Красивые ребята, молодые, но толку мне от их молодости и красоты меньше, чем от рваной надувной подушки.
В автобусе за меня не платят; пролезут под турникетом, ржут, а я – либо, как дурочка тоже под турникетом на радость бабкам и негуманоидам, или за билет заплачу, при этом меня ребята ещё и осмеют за напрасную растрату денег, словно я у них кость из ноги вытащила.
При выходе из автобуса или Космолёта, руку не подадут, галантно люк не придержат; а вы и подадите, и придержите, и любезность скажите, и улыбочку зеркальную подарите – не совращение, но приятно.
На пиво денег ребята знакомые попросят, или угостят дешевым; а мне – не вкусно.
Вы же – изысканное предложите, не укоряете, когда я напиваюсь и ножкой о ножку, словно львёнок сучу.
А, как с одногодками до секса дойдет – мама, горюй.
Напьются, долбят, мучают, ум не проявляют, умности не говорят, не льстят, а напоследок так и пинком наградят, прикажут, чтобы стакан фиолетового крепкого принесла, будто я им за услугу должна.
Мечемся рыбами мы, красивые девушки, между старыми и молодыми: с молодыми престижно, но без интереса, без удовольствия, а с отвращением и болью в промежности; а с вами, старыми пердунами – спокойно, нежно, улыбчиво, с прибытком, но словно в могиле с белыми червями.
Ох, судьба-судьбинушка наша, девичья, незавидная, как у макак.
Макака на пальме лапы расставит, и не стыдно ей, но голодает.
Всё, как у людей на сцене!»
Натурщица кухарка Нина сложила речь; а я дыханье затаил, тени на холсте наношу – под грудью, между ног, от пня…

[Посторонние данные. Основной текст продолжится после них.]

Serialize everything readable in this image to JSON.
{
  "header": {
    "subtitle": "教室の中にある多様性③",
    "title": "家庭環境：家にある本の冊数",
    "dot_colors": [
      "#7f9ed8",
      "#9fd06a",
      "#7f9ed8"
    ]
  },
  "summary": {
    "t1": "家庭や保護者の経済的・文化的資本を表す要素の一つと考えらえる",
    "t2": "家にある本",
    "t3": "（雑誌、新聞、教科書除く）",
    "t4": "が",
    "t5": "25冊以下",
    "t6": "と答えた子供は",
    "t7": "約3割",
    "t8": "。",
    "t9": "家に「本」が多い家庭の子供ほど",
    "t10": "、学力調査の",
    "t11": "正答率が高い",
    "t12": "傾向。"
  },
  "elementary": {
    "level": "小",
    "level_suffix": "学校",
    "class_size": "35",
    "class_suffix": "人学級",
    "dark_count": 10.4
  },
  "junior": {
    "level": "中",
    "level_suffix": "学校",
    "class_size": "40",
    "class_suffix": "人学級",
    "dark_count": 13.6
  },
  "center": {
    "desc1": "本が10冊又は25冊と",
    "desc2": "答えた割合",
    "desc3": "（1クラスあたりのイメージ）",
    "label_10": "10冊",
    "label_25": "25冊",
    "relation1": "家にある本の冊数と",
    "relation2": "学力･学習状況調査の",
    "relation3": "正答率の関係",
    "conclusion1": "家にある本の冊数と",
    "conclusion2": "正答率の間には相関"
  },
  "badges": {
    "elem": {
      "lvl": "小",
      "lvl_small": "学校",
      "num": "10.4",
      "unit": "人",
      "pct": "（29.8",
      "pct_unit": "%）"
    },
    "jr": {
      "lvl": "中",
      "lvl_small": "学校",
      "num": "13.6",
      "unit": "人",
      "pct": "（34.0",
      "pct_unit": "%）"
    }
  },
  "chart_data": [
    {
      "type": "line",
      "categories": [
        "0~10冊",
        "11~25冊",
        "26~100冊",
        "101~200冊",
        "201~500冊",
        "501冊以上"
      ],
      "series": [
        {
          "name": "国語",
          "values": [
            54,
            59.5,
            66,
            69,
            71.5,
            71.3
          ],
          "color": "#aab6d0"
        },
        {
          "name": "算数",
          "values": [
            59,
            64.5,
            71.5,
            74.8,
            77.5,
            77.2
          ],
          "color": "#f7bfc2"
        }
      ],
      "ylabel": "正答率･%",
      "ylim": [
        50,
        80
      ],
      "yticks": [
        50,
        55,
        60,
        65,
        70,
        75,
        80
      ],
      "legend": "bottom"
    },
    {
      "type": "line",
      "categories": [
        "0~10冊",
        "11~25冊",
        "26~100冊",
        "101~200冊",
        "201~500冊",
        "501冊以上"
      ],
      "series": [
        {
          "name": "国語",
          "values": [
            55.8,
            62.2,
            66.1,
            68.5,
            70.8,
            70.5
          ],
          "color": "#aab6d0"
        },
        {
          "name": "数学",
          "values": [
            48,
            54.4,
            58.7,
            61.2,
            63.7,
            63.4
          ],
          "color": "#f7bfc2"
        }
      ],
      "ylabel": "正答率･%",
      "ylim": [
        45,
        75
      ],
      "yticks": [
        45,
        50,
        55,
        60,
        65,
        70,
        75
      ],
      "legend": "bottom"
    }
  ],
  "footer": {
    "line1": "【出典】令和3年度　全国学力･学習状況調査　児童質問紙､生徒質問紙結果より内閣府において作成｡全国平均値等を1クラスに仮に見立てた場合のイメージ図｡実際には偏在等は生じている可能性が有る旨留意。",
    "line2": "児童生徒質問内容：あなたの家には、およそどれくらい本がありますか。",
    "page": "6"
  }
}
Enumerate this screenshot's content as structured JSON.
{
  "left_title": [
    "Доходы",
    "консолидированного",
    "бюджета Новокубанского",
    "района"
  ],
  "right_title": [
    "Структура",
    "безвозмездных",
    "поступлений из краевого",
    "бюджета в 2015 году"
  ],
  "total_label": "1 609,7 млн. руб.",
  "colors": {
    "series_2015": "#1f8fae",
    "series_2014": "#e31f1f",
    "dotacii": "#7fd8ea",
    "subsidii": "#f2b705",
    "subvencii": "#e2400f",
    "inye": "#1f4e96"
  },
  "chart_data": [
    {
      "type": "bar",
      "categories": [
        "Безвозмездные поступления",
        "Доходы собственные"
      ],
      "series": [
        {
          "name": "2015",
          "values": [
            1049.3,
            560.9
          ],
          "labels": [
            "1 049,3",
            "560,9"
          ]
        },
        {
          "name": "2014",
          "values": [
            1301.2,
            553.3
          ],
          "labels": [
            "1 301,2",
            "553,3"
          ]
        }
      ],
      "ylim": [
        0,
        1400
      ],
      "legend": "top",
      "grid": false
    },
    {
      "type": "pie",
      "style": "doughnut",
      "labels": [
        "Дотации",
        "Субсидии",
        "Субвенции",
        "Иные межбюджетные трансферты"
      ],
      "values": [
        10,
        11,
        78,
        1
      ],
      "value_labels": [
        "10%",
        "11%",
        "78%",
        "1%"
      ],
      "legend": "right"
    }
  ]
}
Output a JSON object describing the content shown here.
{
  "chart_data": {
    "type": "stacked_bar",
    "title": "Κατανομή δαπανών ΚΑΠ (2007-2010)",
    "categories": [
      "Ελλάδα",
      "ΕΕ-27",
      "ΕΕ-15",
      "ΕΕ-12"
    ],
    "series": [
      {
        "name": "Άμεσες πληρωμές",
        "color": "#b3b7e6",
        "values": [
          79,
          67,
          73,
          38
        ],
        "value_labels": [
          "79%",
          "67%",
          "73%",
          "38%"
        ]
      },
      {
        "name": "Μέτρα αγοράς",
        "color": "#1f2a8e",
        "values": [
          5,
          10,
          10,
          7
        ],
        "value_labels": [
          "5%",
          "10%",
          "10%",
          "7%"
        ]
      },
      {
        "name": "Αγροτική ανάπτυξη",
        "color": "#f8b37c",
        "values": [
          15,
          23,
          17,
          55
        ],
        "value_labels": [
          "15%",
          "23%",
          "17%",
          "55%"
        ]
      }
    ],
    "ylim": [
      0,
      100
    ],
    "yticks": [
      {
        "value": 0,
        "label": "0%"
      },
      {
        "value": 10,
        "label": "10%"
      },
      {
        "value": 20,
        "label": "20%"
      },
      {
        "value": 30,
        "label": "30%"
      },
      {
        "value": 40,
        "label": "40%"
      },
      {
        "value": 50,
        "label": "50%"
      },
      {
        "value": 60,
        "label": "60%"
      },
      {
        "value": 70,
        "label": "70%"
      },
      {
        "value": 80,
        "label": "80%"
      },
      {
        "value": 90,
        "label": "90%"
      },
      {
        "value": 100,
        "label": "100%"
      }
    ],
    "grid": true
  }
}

— Дался тебе этот пень хлеборобный! – моральная патрульная Элен с досадой хлестнула себя крапивой по коленке, наказывала за бесцельно проведенное время. — Гадости рассказываешь, а я не психоаналитик платный, я – антипсихоаналитик: и о тенях между ног девушек, и об обнаженности – не замешан ли ты в подрыве морали в Центральных Галактиках?
Не стыдно с кисточкой в руках, словно енот?
Я изумлена, и, если ты через половину часа не расплатишься за нахальство, то предчувствую: вырастет на твоей могиле старый пень через неделю, превратится в памятник художнику с претензиями на превосходство.
Поторопись, иначе, через час мы предъявим квитанцию о штрафе твоей жене – любительнице клоунов.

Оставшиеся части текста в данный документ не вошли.